Conforme informações do governo do estado, a vacinação do grupo de comorbidade foi definida entre representantes da Secretaria da Saúde e do Conselho de Secretarias Municipais de Saúde de Santa Catarina, em reunião da Comissão Intergestores Bipartite, realizada no início deste mês.
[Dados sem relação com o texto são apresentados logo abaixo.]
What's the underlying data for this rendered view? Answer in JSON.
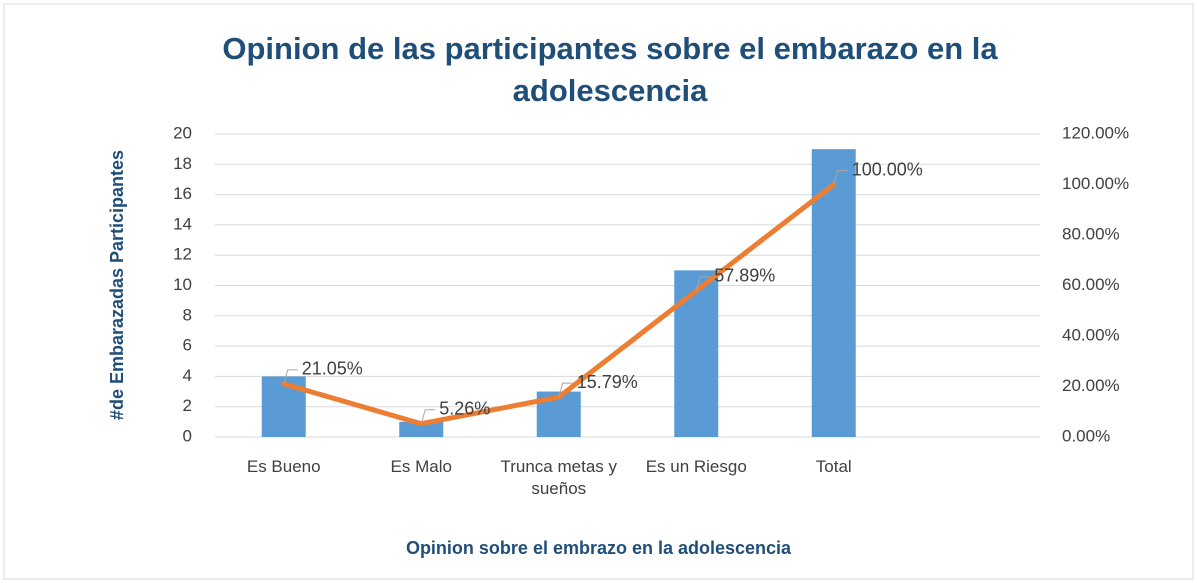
{
  "chart_data": {
    "type": "bar-line",
    "title": "Opinion de las participantes sobre el embarazo en la adolescencia",
    "x_label": "Opinion sobre el embrazo en la adolescencia",
    "y_label": "#de Embarazadas Participantes",
    "categories": [
      "Es Bueno",
      "Es Malo",
      "Trunca metas y sueños",
      "Es un Riesgo",
      "Total",
      null
    ],
    "series": [
      {
        "type": "bar",
        "color": "#5b9bd5",
        "values": [
          4,
          1,
          3,
          11,
          19,
          null
        ]
      },
      {
        "type": "line",
        "axis": "y2",
        "color": "#ed7d31",
        "values": [
          21.05,
          5.26,
          15.79,
          57.89,
          100,
          null
        ],
        "value_labels": [
          "21.05%",
          "5.26%",
          "15.79%",
          "57.89%",
          "100.00%",
          null
        ]
      }
    ],
    "ylim": [
      0,
      20
    ],
    "yticks": [
      0,
      2,
      4,
      6,
      8,
      10,
      12,
      14,
      16,
      18,
      20
    ],
    "y2lim": [
      0,
      120
    ],
    "y2ticks": [
      {
        "value": 0,
        "label": "0.00%"
      },
      {
        "value": 20,
        "label": "20.00%"
      },
      {
        "value": 40,
        "label": "40.00%"
      },
      {
        "value": 60,
        "label": "60.00%"
      },
      {
        "value": 80,
        "label": "80.00%"
      },
      {
        "value": 100,
        "label": "100.00%"
      },
      {
        "value": 120,
        "label": "120.00%"
      }
    ],
    "grid": true
  }
}
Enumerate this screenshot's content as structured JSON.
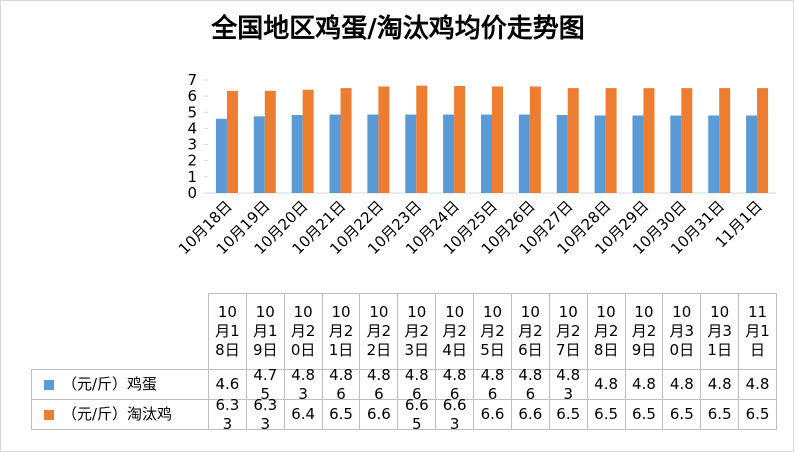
{
  "chart_data": {
    "type": "bar",
    "title": "全国地区鸡蛋/淘汰鸡均价走势图",
    "categories": [
      "10月18日",
      "10月19日",
      "10月20日",
      "10月21日",
      "10月22日",
      "10月23日",
      "10月24日",
      "10月25日",
      "10月26日",
      "10月27日",
      "10月28日",
      "10月29日",
      "10月30日",
      "10月31日",
      "11月1日"
    ],
    "series": [
      {
        "name": "（元/斤）鸡蛋",
        "color": "#5b9bd5",
        "values": [
          4.6,
          4.75,
          4.83,
          4.86,
          4.86,
          4.86,
          4.86,
          4.86,
          4.86,
          4.83,
          4.8,
          4.8,
          4.8,
          4.8,
          4.8
        ]
      },
      {
        "name": "（元/斤）淘汰鸡",
        "color": "#ed7d31",
        "values": [
          6.33,
          6.33,
          6.4,
          6.5,
          6.6,
          6.65,
          6.63,
          6.6,
          6.6,
          6.5,
          6.5,
          6.5,
          6.5,
          6.5,
          6.5
        ]
      }
    ],
    "ylim": [
      0,
      7
    ],
    "yticks": [
      0,
      1,
      2,
      3,
      4,
      5,
      6,
      7
    ]
  }
}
Foi definido que, na fase 1 da vacinação do grupo de comorbidade, serão vacinados, de acordo com o quantitativo de doses que serão disponibilizadas pelo governo federal, os grupos prioritários na seguinte ordem:

- pessoas com síndrome de Down, independente da idade (18 a 59 anos);

- pessoas com doença renal crônica em terapia de substituição renal (diálise), independente da idade (18 a 59 anos);

- pessoas transplantadas de órgão sólido ou de medula óssea, independente da idade (18 a 59 anos);

- gestantes e puérperas com comorbidades, independente da idade (maiores de 18 anos);

- pessoas com deficiência permanente cadastradas no BPC, independente da idade (18 a 59 anos);

- pessoas com comorbidades e deficiência permanente de 55 a 59 anos.

Já na segunda fase da vacinação dos grupos de pessoas com comorbidade, aqueles com deficiência permanente, gestantes e puérperas (independente de condições pré-existentes), receberão a imunização de maneira escalonada, da idade mais avançada para a menor idade. Ou seja:

- 54 a 50 anos

- 49 a 45 anos

- 44 a 40 anos

- 39 a 35 anos

- 34 a 30 anos

- 29 a 18 anos

Assim como indicado no PNO, as pessoas com comorbidade que podem apresentar qualquer comprovante que comprove sua condição de risco, como exames, receitas, formulários, relatórios e prescrições médicas. Da mesma forma, os cadastros já existentes dentro de unidades de saúde também poderão ser utilizados.